Thomas C. Graham Elected to the Steel Hall Of Fame
Thomas C. Graham, former top executive of AK Steel, Armco Co. Steel LP, Jones & Laughlin Steel, U.S, Steel and Washington Steel, joined an elite list of steel industry greats last week, when he was inducted into the American Metal Market Steel Hall of Fame.
Graham, the Hall’s only living inductee, was welcomed with a standing ovation from industry executives gathered at the AMM Awards for Steel Excellence Dinner on June 19th in New York, where he accepted the Hall of Fame plaque and was saluted in tributes presented by James Wainscott, Chairman & CEO, AK Steel and John Surma, Chairman & CEO, US Steel.

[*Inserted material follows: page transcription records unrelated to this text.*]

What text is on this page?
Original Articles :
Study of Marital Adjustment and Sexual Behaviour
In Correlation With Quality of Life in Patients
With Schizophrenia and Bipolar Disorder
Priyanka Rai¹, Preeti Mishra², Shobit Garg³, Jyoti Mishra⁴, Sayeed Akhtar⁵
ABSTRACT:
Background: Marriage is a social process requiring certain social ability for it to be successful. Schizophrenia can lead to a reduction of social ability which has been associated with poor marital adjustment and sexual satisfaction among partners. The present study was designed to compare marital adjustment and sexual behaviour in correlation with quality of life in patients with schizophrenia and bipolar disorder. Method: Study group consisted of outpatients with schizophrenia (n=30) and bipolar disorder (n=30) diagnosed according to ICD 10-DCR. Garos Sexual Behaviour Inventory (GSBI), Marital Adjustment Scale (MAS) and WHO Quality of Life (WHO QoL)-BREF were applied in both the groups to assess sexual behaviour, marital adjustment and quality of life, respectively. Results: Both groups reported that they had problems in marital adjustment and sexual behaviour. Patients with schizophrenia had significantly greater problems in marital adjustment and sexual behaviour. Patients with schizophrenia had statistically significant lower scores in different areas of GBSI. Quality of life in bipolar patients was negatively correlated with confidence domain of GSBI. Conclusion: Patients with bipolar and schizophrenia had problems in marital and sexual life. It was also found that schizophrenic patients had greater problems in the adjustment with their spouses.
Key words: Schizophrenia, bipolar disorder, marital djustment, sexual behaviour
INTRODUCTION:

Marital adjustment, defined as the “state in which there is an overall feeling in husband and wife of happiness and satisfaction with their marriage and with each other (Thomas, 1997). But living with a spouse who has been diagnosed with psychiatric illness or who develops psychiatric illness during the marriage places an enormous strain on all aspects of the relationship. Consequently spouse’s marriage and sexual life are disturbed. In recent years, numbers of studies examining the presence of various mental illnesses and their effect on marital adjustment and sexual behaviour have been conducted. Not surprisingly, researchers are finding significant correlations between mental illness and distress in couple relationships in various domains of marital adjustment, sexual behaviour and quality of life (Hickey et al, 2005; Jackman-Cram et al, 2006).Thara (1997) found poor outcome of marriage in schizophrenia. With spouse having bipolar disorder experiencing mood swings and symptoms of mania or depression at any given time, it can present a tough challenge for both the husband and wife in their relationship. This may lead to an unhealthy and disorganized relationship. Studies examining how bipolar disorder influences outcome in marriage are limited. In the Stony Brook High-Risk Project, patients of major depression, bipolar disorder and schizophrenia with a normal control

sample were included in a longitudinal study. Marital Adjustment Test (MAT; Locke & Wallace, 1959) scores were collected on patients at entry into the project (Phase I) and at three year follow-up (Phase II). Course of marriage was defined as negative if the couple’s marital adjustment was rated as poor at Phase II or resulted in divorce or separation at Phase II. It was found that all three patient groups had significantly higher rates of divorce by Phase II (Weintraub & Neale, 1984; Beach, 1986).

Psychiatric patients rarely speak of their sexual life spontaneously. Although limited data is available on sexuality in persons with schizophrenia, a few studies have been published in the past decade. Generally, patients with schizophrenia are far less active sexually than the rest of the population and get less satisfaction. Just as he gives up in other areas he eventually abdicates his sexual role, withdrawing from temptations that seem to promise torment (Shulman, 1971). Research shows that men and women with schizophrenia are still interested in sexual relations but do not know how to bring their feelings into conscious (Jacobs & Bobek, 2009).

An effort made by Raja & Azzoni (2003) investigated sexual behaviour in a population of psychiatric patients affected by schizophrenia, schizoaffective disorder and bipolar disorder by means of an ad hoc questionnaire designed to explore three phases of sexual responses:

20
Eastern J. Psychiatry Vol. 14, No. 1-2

“Our company, U.S. Steel, benefitted directly from Mr. Graham’s executive talent. He wanted more productivity, more efficiency from existing assets and people. He wasn’t into investing in gimmicks and hoping for the best,” Surma said during his tribute.
“Mr. Graham’s counseling at a time our industry was languishing was to look in the mirror and not out the window. His advice was right on target more than 25 years ago. And it is still on the mark today, “ Surma added.
James Wainscott echoed these sentiments in recalling Graham’s gutsy rescue and the pivotal role he played in transforming Armco Steel Co. into AK Steel. “When in doubt do something, move, make it happen. Throughout his career, Tom saw what needed to be done. And unlike so many others Tom did act. He was a man of action. And as a result, we are all better for it,” Wainscott said.
“AK Steel would not be here today were it not for the actions of Tom in the early 90s. He got the best out of you as an individual and the best out of his teams. With Tom at the helm, AK Steel went from worst to first, in key measures of performance. He added great value for shareholders and was quick to give credit to everyone else.”
Wainscott went on to share his thoughts on what set Graham apart as a leader throughout his career, “Tom always made it clear that management is not there to manage the status quo. Anybody can do that. Rather, management is there to improve things, each and every day, each and every way. He is a living legend,” Wainscott said. “All of us walk in his shadow.”
Tom Graham’s contributions to and impact on the companies he led, the communities they operated in, and generations of young executives he mentored and helped mold into industry leaders are testimony to his clear-headed decisiveness, genius at restructuring ailing steel facilities, and unrelenting grit. To further celebrate his legendary career, AMM’s Executive Editor will sit down with Mr. Graham in an exclusive interview to get a first-hand chronicle of his experience. The video will be available on amm.com later this summer.
About Thomas C. Graham:
When Tom Graham took the reins at J&L Steel, the company was a “mediocre, mid-range performer.” Ten years later, the difference was dramatic and his imprint unmistakable: a merger with Youngstown Sheet & Tube Co. went smoothly, the installation of two continuous casters at the Indiana Harbor plant had introduced the company’s flat-rolled carbon steel business to the efficiency inherent in the revolutionary new technology, and the acquisition of Crucible Steel Co.’s Midland plant breathed new life into J&L’s stainless business.
On Tom’s arrival at U.S. Steel, finished products were being shipped at a rate of 8.0 man-hours per ton. At his retirement in 1991, that measure had been sliced to 4.0 man-hours per ton and U.S. Steel had become a profitable steel company.
In 1992, Tom took the battered helm of Armco Steel Co. When he landed at Armco, the company was losing $50 per ton on shipments in contrast to industry average operating earnings of $20 per ton.
By the time Tom retired from AK Steel those numbers had changed dramatically and, a new public company had been forged in 1997 under his watch. The intervening five years served as testimony once again to the genius of his turnaround skills.
Over the years, Graham has demonstrated an uncanny ability to succeed at identifying, attracting and placing leaders in positions essential to meeting goals and making profits. And in a five-decade-long career that kicked off in 1948, when he was hired as a draftsman in the raw materials engineering department at J&L, Graham has proven to be one of that rarest and most difficult to find of all industry assets: a leader of leaders.